On Saturday, we had a Christmas party for our neighborhood. And, really, a few more surrounding neighborhoods.
We had quite an ambitious plan: a dinner for around one hundred people, a raffle with twenty-six gifts, a few games, and 140 presents for children, adults, and babies.
But yet again, plans schmans should be our mantra here.
We spent the day in the kitchen: pumpkin curry on the charcoal burner, green beans on the indoor burner, cookies in the oven, and rice in a too-big-to-describe (and borrowed) rice cooker. Before we opened our doors at four, our living room was set.
By about 4:30pm, it looked like this:
We were quickly aware that we didn’t have enough rice or gifts. We also didn’t have enough fans; or sanity, for that matter. The difficulty with such parties is that once you invite your friends, everyone comes. People from roads over, different neighborhoods; people we’ve never seen before are streaming into our home. There is water on the floor and chicken grease on the walls, and it is very, very loud.
What can I say? We throw a good party!
Since we didn’t have enough presents for the gathering crowd, we decided to just do the raffle for this group; and the games were cancelled all together. The raffle was well-recieved to say the least, but the excitement nearly squashed mom, myself, our translator, and our loud-male-voice helper in the middle.
We then said our goodbyes and gave cookies at the door. We went to get our own dinner at a local shop, and took a moment to breathe.
At this point in the evening, we were thankful for the opportunity to serve masses. It was a good way to meet new people and invite everyone into our home, especially so many adults that we see day-in and day-out, but are too shy to visit.
There were also two significant highlights to this part of the evening. First, in the midst of over a hundred people eating rice, chicken & curry in our living room, I heard a little girl’s voice calling, “Kelli! Kelli!” I looked over to see Musana, devouring a huge serving of rice and a chicken leg. She looked up to my eyes and said, “Thank you,” in Burmese, with a huge smile.
Second, as I was calling out the raffle numbers, I saw there was one present left for the kids. It was a set including a coloring book, colored pencils, a pencil case, and a butterfly pen. I thought of Yuh Meh Oo, one of our favorite friends who loves to color at our house and stay long past the others. I looked up to find her and saw her squished in a corner, almost looking a little scared of the crowd. I said a quick prayer for her, that she might win this raffle, which I knew she’d love.

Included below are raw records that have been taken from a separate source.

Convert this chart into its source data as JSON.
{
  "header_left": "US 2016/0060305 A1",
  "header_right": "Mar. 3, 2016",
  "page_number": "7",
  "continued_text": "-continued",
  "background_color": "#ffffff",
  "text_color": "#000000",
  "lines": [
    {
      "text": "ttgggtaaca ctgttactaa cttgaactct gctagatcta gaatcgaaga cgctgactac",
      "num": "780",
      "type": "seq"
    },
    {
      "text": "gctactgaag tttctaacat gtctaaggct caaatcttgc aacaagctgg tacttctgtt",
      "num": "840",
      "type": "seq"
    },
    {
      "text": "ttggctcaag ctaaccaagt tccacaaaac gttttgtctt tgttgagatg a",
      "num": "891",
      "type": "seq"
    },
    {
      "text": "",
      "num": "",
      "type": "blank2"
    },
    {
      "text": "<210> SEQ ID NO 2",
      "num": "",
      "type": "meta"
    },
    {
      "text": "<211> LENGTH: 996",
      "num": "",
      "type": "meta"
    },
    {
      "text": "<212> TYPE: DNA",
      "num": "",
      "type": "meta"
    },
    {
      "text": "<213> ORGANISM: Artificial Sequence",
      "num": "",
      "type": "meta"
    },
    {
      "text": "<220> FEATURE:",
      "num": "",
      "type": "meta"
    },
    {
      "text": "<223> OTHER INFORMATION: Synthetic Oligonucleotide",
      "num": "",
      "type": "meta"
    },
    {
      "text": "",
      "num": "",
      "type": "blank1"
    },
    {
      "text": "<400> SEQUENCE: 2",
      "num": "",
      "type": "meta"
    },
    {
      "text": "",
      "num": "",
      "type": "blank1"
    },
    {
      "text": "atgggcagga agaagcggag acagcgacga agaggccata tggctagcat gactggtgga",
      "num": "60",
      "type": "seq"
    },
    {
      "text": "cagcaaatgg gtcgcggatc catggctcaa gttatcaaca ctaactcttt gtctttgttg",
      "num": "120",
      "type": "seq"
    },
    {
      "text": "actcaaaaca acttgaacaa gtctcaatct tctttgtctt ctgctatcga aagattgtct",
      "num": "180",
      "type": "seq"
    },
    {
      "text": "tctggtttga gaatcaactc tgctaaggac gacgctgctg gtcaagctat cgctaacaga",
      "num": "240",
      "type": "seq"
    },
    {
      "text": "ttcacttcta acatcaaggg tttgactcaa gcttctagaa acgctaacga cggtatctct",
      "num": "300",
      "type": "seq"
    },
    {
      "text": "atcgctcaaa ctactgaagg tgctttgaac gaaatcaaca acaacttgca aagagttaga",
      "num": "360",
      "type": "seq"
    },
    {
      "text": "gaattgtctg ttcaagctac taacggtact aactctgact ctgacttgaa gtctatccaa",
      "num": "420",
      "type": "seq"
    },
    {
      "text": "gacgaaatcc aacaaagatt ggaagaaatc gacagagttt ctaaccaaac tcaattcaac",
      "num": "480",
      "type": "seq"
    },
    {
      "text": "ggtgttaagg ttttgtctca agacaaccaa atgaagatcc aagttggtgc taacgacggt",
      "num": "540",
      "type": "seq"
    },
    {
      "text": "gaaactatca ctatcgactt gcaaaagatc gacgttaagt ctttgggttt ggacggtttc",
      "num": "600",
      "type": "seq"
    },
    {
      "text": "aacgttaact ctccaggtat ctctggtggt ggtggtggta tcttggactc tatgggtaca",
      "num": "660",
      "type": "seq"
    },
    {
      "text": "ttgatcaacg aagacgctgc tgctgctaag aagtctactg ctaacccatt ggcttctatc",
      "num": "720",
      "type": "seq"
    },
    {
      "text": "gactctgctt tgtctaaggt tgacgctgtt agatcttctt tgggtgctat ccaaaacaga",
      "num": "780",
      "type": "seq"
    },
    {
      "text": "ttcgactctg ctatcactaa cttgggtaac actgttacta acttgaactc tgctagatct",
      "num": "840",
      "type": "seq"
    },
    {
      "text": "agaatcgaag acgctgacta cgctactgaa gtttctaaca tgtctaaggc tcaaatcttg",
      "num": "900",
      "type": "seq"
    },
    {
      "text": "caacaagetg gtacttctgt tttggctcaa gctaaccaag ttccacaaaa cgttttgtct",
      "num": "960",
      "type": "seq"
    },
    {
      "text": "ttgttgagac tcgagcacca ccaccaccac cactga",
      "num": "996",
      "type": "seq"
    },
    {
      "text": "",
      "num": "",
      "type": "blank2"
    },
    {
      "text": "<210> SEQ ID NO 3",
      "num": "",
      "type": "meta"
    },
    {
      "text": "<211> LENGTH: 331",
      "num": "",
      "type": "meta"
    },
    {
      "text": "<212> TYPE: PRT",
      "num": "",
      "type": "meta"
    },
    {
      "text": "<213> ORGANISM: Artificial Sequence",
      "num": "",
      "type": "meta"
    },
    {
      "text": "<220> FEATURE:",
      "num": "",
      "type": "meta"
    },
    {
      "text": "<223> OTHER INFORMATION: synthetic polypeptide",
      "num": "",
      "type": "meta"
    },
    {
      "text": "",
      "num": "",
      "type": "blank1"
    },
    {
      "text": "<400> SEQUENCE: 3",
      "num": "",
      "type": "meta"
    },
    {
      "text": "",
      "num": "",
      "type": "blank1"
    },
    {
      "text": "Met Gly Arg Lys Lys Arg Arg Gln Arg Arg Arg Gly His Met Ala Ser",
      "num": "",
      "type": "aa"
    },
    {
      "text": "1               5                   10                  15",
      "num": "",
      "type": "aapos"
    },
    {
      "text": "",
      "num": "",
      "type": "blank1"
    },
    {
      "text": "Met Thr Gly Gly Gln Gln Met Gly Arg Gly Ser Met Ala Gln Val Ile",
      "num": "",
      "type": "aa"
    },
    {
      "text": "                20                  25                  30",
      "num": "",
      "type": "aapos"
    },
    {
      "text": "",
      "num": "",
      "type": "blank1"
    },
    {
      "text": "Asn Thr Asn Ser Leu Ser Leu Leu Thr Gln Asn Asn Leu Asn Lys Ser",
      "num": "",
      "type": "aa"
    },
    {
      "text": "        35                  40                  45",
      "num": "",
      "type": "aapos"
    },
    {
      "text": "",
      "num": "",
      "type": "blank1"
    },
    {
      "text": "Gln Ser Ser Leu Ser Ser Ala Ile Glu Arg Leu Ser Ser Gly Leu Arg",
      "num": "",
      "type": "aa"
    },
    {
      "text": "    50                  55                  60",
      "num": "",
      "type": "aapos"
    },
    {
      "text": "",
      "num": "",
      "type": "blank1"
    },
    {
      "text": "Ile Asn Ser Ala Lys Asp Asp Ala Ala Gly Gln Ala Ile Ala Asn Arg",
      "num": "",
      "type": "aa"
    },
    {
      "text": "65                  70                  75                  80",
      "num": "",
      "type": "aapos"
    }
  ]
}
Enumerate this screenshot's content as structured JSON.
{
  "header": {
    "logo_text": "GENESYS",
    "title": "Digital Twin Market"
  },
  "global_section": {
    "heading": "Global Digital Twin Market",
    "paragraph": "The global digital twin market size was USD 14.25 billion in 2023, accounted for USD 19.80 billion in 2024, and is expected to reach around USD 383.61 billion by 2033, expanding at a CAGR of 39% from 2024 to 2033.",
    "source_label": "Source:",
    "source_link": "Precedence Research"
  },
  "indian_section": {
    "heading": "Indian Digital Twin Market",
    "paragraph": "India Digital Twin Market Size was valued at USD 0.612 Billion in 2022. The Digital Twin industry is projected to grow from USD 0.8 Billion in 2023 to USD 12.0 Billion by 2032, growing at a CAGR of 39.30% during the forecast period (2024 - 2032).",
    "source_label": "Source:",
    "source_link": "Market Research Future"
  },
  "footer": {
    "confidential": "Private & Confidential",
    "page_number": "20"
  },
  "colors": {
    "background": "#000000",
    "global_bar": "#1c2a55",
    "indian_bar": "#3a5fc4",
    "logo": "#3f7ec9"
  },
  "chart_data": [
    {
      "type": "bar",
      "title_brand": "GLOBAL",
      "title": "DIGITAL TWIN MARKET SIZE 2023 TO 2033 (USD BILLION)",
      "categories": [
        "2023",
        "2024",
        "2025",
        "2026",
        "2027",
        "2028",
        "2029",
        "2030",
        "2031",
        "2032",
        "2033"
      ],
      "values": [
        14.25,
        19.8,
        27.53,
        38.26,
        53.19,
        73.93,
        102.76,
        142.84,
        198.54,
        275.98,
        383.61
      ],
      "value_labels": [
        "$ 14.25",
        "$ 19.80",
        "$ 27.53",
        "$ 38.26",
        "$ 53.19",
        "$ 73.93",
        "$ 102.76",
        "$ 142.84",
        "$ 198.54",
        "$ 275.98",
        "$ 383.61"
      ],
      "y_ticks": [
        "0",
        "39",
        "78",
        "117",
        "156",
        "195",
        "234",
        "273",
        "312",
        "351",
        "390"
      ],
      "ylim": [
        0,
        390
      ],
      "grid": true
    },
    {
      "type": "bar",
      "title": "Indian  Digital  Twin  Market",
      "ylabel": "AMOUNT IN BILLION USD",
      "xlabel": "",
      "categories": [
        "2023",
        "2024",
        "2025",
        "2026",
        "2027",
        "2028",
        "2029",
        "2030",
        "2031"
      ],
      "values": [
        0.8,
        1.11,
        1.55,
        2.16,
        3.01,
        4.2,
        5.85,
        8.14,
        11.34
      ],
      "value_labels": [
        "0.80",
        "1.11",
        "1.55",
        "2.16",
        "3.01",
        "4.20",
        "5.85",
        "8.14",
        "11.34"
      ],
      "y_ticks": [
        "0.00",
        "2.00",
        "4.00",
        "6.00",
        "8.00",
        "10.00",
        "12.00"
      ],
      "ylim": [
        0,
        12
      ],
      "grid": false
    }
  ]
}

She did! Number 8 was called, and I looked up to see her face light up as she pushed forward. Stephen saw her skipping home just a few minutes later.
I suppose I love those small reminders: that God loves these families more than I ever could; that all the chaos is worth those momentary connections.
And it was. Particularly after a good night sleep and a cleaned kitchen, I can say it was worth it.
However, we still needed some way to deliver 140 presents to the families we know best. About 8pm, we snuck outside with a few small gifts, and went to our translator’s home. We told her thank you for all of her help during the previous mayhem, and presented her little family with presents. We explained that we had presents for these neighborhoods that live near us, and she agreed to help us.
For the next hour or so, we trekked around the community around our home, hand-delivering packages to every person in each home.
It was wonderful, and really far better than we could have asked for; what a privilege to deliver each present with a smile and Merry Christmas wishes.
The Friday morning before this party, we sang O Holy Night at our office. The line, “And in his name all oppression shall cease,” has been ruminating in my mind. Particularly as we planned for this party, it became my prayer for this community.
All they know is oppression. They are oppressed in the market, by the police, at the hospitals. They are always in fear and without defense.
But as they entered our home, I wanted them to feel welcomed and honored; I wanted them to feel valued and cared for. Even if just for a moment, I wanted them to feel the oppression cease in the name of Christ and Christmas.
I’m not sure if that’s possible in one loud and chaotic Christmas party. I’m not sure that’s possible with one meal of rice and curry. I’m not even sure that’s truly possible through a million bandaids,countless trips to the hospital, and hours of play. How can any of us grasp the glory of the day when all oppression shall cease?
We can hope for it.
And we can surely serve chicken, host raffles and pass out presents in the dark of night to the truly beautiful community that surrounds us.